Some of the study's assertions about the impact of interest rate changes are perplexing, or at least underexplained. In positing that advance refundings have disadvantages even in a rising interest rate environment, the study asserts that "the precommitment to call must be destructive of value, because it forces the issuer to call even when it is suboptimal to do so." This statement seems to bypass the key point that, once an advance refunding is implemented, the fact that the bonds are subsequently redeemed in a higher rate environment has no adverse impact, and is therefore neither "destructive of value" nor "suboptimal", and indeed would appear to confirm the wisdom of having locked in the refunding rate at a time when rates were lower.

The "destructive of value" concept, and the related high level math, may establish no more, and no less, than that due to the escrow costs and the increased principal amount of the refunding debt, a high-to-low advance refunding is inefficient relative to a refunding in a similar rate environment conducted closer to the call date. But in real life the perfect may be the enemy of the good, and it may turn out counterproductive, and destructive of actual value, to turn down a reasonably effective advance refunding in order to wait for a better current refunding that may be statistically probable but never materialize.

The study acknowledges that prior studies of advance refundings have advocated calculating "refunding e?ciency," the ratio of the present value of interest savings over the life of the newly issued debt to the lost option value, and concluded that a relatively high ratio (e.g., 90%) justifies an advance refunding.  Some prominent issuers do, in fact, require that loss in option value be factored into refunding proposals, not just the amount of present value savings.

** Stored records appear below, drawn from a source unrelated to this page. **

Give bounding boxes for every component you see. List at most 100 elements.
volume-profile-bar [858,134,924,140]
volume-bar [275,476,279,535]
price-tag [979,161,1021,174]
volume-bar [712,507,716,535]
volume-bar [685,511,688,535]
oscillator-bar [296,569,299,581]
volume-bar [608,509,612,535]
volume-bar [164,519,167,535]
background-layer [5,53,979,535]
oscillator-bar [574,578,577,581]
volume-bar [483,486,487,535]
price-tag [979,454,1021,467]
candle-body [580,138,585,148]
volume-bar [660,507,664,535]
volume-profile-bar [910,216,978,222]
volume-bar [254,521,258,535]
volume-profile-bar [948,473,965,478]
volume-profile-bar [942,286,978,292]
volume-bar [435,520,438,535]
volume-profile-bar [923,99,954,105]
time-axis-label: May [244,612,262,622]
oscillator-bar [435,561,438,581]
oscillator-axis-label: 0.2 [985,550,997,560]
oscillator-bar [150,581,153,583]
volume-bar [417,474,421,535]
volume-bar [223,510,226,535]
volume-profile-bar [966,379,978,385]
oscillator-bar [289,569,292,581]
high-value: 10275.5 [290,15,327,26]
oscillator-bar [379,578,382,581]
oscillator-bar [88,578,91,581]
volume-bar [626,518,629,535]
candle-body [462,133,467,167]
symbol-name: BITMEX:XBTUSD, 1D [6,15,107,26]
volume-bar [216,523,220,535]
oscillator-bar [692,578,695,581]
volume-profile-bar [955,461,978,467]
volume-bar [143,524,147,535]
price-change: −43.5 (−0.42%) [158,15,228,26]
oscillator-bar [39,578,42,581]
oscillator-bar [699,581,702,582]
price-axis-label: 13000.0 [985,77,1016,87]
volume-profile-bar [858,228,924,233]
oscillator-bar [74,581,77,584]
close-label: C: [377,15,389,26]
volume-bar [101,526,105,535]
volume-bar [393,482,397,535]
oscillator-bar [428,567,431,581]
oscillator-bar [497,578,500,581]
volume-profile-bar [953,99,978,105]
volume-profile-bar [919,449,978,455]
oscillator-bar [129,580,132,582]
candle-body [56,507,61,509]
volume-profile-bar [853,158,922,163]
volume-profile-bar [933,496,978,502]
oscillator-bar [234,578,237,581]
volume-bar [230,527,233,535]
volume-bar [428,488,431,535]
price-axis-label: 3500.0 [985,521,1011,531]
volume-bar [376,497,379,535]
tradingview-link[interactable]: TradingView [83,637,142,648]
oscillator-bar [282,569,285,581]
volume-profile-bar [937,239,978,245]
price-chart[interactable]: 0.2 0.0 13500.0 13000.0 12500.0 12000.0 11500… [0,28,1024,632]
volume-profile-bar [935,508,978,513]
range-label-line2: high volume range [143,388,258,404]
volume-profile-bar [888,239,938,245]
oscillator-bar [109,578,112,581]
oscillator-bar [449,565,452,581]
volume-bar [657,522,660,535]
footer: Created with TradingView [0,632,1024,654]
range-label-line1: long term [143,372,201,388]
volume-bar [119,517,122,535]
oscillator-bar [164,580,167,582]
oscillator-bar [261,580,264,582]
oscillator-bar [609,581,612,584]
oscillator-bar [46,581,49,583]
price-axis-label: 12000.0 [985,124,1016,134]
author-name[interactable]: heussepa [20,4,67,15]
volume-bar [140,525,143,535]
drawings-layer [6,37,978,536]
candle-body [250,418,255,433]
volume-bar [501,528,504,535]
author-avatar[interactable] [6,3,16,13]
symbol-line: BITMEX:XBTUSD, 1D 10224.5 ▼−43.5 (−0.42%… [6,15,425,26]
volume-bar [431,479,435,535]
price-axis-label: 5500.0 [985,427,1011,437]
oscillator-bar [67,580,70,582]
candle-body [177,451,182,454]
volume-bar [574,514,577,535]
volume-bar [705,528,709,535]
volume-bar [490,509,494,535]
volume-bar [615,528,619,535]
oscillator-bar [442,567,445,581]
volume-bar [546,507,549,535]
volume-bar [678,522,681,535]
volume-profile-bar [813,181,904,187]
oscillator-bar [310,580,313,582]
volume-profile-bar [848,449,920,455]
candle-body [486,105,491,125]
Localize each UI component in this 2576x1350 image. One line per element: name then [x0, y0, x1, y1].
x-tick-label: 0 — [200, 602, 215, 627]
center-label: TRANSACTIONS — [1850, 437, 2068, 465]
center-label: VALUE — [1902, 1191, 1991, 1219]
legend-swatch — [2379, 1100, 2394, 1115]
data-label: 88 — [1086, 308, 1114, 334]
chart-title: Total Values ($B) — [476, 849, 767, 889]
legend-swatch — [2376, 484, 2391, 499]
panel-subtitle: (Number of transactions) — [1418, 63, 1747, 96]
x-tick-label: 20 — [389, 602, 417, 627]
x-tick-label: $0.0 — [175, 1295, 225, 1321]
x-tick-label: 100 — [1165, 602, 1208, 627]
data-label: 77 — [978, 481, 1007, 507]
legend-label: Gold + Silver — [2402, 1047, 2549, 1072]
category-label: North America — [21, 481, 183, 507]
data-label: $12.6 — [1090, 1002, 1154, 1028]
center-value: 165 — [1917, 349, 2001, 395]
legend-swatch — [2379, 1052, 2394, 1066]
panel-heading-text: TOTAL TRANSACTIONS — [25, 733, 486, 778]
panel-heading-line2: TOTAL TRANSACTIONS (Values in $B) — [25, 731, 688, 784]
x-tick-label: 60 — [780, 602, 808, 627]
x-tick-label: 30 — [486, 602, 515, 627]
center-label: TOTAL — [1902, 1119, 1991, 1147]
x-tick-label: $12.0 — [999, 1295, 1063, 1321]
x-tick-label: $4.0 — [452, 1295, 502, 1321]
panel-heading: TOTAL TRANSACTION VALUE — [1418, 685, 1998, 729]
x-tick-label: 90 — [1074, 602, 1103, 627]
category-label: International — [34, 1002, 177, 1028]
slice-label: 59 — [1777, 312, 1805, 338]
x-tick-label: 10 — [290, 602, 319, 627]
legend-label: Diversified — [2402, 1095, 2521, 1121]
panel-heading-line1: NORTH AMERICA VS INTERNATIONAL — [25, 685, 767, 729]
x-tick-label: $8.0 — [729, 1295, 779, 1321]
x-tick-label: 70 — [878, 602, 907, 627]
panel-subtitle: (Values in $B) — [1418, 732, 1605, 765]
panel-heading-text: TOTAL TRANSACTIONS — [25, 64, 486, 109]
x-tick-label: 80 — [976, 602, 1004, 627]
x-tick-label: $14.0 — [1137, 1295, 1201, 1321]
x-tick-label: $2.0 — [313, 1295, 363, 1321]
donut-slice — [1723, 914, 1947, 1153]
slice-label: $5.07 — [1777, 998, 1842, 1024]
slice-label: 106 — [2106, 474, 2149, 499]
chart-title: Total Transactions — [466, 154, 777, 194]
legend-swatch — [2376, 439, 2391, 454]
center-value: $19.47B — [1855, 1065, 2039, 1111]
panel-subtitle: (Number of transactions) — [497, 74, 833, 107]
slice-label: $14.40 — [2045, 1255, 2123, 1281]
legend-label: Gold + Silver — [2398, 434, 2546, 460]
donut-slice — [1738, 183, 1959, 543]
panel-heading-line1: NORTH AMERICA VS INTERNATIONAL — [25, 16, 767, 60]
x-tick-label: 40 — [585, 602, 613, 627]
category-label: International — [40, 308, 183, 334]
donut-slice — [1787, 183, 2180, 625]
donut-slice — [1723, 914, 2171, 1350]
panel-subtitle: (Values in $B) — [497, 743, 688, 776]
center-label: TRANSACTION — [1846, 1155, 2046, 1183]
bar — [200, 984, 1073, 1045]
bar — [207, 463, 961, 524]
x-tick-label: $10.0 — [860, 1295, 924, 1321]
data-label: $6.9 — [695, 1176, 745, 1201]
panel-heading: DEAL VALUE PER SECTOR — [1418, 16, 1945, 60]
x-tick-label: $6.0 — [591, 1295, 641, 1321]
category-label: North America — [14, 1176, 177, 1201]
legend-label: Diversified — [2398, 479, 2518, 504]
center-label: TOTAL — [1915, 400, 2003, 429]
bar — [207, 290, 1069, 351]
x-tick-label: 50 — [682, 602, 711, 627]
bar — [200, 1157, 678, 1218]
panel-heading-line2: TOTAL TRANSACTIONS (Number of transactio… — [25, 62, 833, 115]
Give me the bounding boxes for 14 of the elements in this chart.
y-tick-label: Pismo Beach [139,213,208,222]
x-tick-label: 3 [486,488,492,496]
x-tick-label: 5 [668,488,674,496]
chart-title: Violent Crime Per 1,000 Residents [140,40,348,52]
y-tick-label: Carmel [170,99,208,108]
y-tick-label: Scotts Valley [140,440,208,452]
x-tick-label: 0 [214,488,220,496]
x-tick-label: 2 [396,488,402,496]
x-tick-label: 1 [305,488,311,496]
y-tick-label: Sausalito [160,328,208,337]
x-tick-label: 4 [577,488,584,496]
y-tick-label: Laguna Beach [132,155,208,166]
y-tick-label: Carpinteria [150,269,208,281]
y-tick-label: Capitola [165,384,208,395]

Others adhere to the old maxim that present value savings in the hand are worth two in the bush.

The authors seem to strain for a splashier, less nuanced conclusion to distinguish their work from prior studies. Though their study intimates that advance refundings are inherently money-losers, it concedes that its large sample of transactions shows that "[m] ost of the value lost is due to a small fraction of the transactions." The study's admonitions against advance refundings are loud, but unclear, and its implicit premise that there is no such thing as a well-timed or financially sensible advance refunding is left unproven by the welter of equations.

As numbers have meaning, so do words. The study is not just a benign academic exercise regarding the efficiency of advance refundings; the authors' wrap-up states that "[g] iven the economic losses imposed on taxpayers by advance refunding, Federal authorities should carefully consider the tax-exempt status of any advance refunding." The fact that the authors can point to a few examples of highly inefficient advance refundings in a study indicating that most advance refundings fall only slightly short of full mathematical or economic efficiency seems a thin basis for weighing in against advance refundings in the ongoing tax policy debate, yet the authors offer up their study as ammunition for the anti-advance refunding camp.

As this study points out, "[a] dvance refundings have received very limited attention in the academic literature." These academics have devoted themselves to an opaque, important and for some issuers underanalyzed topic in municipal finance, and raised issues worthy of focus, whether or not one agrees with the conclusions. Though this study may not be a leading indicator of a spate of future advance refunding Ph.D. theses, it may well compel a counter-study from the many proponents of advance refundings.

Leonard Weiser-Varon is a bond lawyer and a member of Mintz, Levin, Cohn, Ferris, Glovsky and Popeo, P.C.